On Thu, Jan 14, 2021 at 07:43:13PM -0800, Chuck Guzis via cctalk wrote:
APL was difficult for those used to traditional
programming languages, not
primarily because of the character set, but because it's basically a
vector/matrix programming language.
It is *also* the use of symbols. Firstly, some people are just symbol-blind
and prefer stuff spelled out in words. It's just how brains are wired.
Secondly, beyond BODMAS, the meaning and precedence of random symbols is
unclear to casual readers. Calls to named functions tend to be more
descriptive -- "map" and "filter" mean the same sort of thing across
functional(-inspired) languages -- and the precedence is obvious thanks to
At a guess, part of the reason APL does this is so that the programmer
pre-tokenises the input to make it easier for the language to process.
Sinclair BASIC did this too, to much wailing and gnashing of teeth. It may
have even been inspired to do this by APL given the manual says Sinclair
BASIC was written by a "Cambridge mathematician".
The "modern" vector/matrix programming language most commonly used by
contemporary programmers use is probably SQL. It's amazing how many people
use it inefficiently as a key-value store when it's really a
matrix-transformation language even though it *looks* like an imperative
language.
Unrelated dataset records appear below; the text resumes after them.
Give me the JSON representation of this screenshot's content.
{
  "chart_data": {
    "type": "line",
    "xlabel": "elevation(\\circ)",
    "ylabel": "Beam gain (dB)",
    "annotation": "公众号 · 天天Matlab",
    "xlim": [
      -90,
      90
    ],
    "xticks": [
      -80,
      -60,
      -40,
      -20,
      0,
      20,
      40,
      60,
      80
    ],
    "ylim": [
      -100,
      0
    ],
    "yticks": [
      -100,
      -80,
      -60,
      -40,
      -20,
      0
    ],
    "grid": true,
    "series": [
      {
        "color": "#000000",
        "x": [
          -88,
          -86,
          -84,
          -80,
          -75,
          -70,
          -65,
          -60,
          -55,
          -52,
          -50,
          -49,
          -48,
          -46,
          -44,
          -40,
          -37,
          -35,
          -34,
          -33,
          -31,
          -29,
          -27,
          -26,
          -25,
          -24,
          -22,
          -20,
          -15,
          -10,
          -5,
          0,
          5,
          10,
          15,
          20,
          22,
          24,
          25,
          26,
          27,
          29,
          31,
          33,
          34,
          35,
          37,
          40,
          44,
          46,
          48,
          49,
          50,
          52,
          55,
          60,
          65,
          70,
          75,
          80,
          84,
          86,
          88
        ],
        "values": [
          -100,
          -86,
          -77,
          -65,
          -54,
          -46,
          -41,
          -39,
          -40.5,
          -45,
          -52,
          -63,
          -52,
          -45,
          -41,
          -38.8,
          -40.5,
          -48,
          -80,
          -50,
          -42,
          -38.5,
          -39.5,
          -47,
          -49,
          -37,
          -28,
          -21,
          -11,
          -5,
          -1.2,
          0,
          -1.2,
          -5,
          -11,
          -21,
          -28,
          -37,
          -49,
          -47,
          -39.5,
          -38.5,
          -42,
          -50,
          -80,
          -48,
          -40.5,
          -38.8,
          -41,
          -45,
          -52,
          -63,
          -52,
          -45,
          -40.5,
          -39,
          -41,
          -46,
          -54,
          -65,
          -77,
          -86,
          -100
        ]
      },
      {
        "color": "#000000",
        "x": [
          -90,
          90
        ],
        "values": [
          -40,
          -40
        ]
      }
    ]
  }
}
The 1970s has a lot to answer for.
It's a different world from BASIC, for sure.
Yes, well, a lot of BASIC programmers have even more fundamental problems
with understanding important programming concepts, such as recursion and
pointers/references. Without those, a lot of important algorithms cannot be
implemented, or even understood.
Neil maintained that its strength lay in thinking
about things in a
non-scalar way. I'll give him that--programming on STAR, where a scalar
was treated by the hardware as a vector of length 1 (and thus very slow
because of startup overhead) certainly led you toward thinking about
things in vector operations, just like APL.
Modern x86-64 (and ARM etc) also (finally!) has useful vector instructions.
Unfortunately, the popular languages do not make their use terribly simple,
and mostly rely on compilers recognising idiomatic loop patterns over
scalars and transforming them. This works about as well as you might expect.